Update on the Hug Project:
Somethings have changed conceptually with the HUG project. This has become more conceptual than functional and I will be using two actors who are in the same contact circle. They will be wearing these backwards raincoats covered in colorful sculpture, from cotton fabric and upcycled vinyl. Sculpturally, I’m allowing myself some room for discovery. What I’d like to happen is have an open space of real estate on the front chest of the garment. Then a bright tiled/ layered train down the back of the jacket. So that when the actors are reaching through the screen or hugging each other the chest remains flat and can connect to the other person or the screen. It’s becoming a large project, but now I feel a little clearer on the elements I can focus on the doing and less on the conceiving.
On the docket are ordering special film and also securing a location to photograph. One space has come up for me: It is a walk close to my house called the Sarah Doublet trail. It has a sparsely wooded clearing that would serve well for putting up the screens. The things I’m afraid of is confronting or incorporating the intense history of the land. The land is Native Nashoba tribe land that was returned to the last surviving member of the Nashobas from their forced relocation to Deer Island in the 1675. Sarah Doublet then sold the land to pay for her care in her old age in 1736. What is the most ethical way to engage with this history if I do photograph on this land?
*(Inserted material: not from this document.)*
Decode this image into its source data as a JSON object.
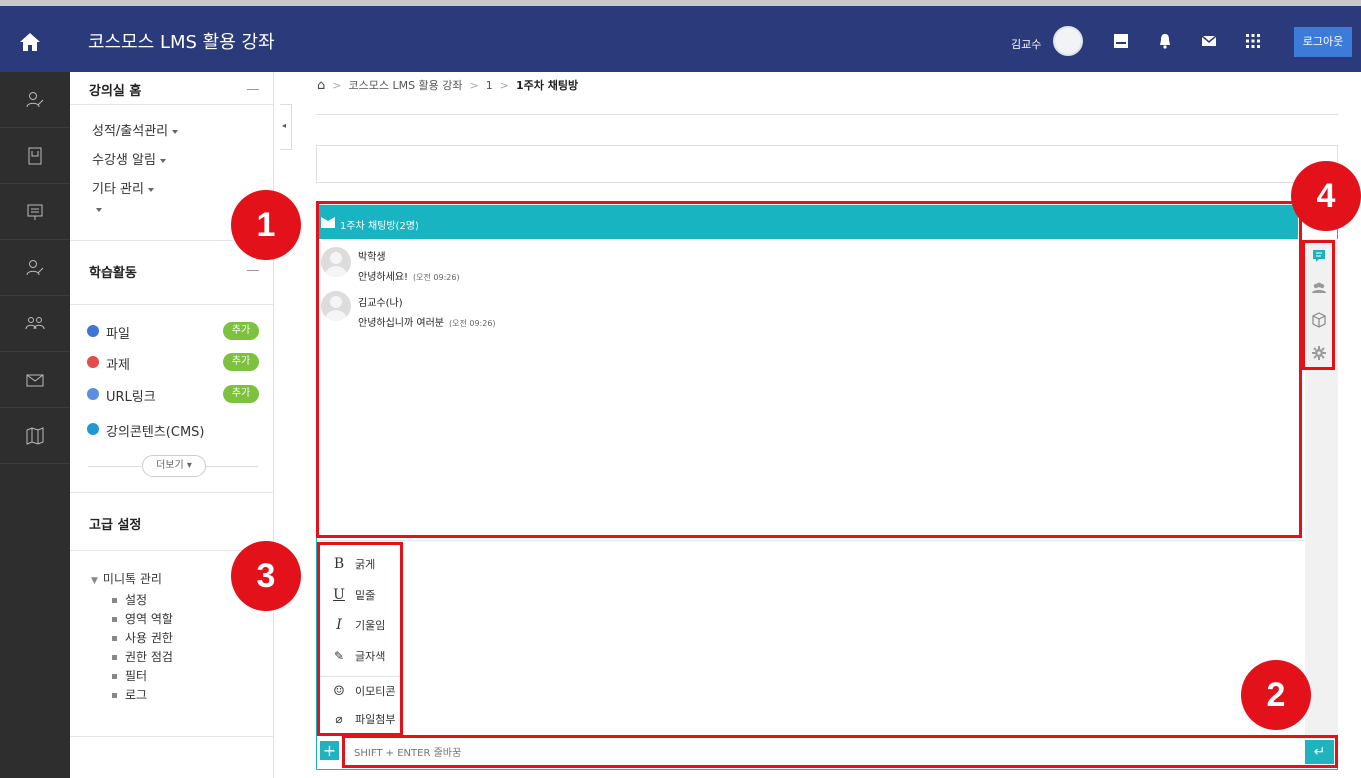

Hello Christina… I don’t know if the following suggestion will address your question about ethical engagement but one of the ways that I and other artists here in the Pacific Northwest acknowledge indigenous land is to state, at the beginning of the project, that the project (or building, in the case of Cornish College) is the following: “We recognize that (project) is located on unceded territory of the Duwamish people”. The City of Ottawa has a similar statement: “We recognize that Ottawa is located on unceded territory of the Algonquin Anishinabe Nation. … We also recognize and respect the cultural diversity that First Nations, Inuit and Métis people bring to the City of Ottawa.”
I don’t know if this helps. Hopefully it does.
I also wanted to comment on the materiality of the special film you are planning on using – I think it’s a really brilliant way to cover and yet not cover and there’s a lot of message packed into the use of that material as a covering for the body.
Thank you Tammie for that suggestion. I will absolutely take that idea to heart this week when we shoot some photos there.